Approximately 13 percent of those living with AIDS in Los Angeles County in 2002 were diagnosed before they turned 30, according to the Los Angeles County Department of Health Services.
“We need to start educating minorities at a younger age about high-risk behavior, whether it may be substance abuse or high-risk sexual activity,” Romo said. “Programs were clearly underfunded and the grant will help close the gap. However, more funding is still needed to deter the HIV infection rates among minorities.”
According to the Centers for Disease Control and Prevention, 49 percent of those diagnosed with HIV/AIDS in 2006 were African-American, and 18 percent were Hispanic. In Los Angeles County, 38 percent of those with AIDS in June 2004 were Hispanic and 22 percent were black, according to the Los Angeles County Department of Public Health.
The project is estimated to support about 1,000 people in its five years, according to the press release.

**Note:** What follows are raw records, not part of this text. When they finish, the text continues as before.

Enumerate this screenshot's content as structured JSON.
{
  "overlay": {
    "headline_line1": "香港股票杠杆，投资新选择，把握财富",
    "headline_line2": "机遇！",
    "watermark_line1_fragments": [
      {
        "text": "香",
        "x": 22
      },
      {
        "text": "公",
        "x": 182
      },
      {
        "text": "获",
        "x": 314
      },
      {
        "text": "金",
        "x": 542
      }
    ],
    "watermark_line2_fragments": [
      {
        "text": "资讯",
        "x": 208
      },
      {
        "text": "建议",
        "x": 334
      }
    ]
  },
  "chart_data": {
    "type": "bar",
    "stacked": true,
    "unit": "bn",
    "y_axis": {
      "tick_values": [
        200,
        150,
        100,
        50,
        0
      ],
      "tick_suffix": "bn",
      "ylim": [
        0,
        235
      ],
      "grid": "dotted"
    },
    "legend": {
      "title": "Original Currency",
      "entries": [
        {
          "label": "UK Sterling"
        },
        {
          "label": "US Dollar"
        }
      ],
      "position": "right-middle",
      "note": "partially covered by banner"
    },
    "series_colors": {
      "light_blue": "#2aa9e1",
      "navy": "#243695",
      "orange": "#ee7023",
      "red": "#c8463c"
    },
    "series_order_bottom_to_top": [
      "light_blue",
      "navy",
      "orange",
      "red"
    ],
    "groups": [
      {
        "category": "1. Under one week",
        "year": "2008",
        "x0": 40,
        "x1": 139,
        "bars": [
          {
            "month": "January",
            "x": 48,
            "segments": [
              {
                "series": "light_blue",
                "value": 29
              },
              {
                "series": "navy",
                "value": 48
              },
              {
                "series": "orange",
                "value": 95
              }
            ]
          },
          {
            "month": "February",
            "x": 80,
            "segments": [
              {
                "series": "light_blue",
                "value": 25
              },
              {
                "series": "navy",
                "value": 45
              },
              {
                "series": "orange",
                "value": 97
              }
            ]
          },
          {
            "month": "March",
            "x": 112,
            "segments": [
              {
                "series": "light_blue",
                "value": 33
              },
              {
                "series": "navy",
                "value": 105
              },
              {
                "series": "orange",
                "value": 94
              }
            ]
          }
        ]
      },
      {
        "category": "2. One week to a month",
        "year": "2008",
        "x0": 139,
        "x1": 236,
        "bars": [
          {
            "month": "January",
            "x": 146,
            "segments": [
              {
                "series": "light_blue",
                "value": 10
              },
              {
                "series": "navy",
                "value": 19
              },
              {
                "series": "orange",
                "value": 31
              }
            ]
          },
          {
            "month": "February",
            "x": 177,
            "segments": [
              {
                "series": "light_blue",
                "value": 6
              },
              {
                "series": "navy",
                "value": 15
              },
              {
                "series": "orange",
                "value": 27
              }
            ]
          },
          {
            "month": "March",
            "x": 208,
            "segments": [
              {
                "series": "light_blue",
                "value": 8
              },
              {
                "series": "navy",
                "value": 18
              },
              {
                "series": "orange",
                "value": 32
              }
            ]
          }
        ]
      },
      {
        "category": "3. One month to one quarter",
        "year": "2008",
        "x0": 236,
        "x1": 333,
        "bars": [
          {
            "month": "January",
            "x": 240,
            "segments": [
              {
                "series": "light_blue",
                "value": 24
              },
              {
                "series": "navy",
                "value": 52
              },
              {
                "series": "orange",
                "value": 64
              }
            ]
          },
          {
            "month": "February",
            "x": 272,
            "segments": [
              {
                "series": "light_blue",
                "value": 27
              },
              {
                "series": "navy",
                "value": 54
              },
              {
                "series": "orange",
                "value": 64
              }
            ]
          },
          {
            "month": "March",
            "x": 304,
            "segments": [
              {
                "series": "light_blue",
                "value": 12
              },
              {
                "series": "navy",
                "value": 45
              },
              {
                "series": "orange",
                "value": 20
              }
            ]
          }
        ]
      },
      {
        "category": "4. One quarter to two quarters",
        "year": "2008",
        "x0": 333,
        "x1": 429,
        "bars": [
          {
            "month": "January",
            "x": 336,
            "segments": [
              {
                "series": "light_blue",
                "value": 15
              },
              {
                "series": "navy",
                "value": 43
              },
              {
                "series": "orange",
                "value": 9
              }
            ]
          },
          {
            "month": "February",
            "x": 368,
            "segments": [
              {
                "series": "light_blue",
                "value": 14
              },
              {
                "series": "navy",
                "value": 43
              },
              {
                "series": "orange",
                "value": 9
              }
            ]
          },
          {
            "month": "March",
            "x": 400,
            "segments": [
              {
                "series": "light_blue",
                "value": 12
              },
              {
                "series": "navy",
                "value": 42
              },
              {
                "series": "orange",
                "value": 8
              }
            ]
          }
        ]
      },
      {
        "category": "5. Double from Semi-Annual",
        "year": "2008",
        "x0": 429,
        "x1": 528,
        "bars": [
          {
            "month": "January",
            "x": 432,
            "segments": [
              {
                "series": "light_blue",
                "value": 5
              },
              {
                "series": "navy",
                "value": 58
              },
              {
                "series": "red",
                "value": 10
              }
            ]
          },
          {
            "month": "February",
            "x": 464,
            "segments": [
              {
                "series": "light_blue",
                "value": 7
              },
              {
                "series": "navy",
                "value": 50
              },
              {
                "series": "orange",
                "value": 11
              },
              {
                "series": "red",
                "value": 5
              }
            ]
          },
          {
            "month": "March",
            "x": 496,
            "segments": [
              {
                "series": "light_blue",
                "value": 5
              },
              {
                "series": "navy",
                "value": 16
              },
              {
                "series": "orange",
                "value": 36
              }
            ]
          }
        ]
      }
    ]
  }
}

The grant proposal was sent in April 2008 and accepted Sept. 30, Romo said. According to the CBRS website, the project also receives funds from the Substance Abuse Foundation of Long Beach.
According to a prepared statement, the program began Jan. 1. The program currently “seems to be going smoothly,” Romo said.
The CBRS and SAF have several other contracts together, Fisher said.
“We think this is a really important grant,” Fisher said. “It’s definitely needed.”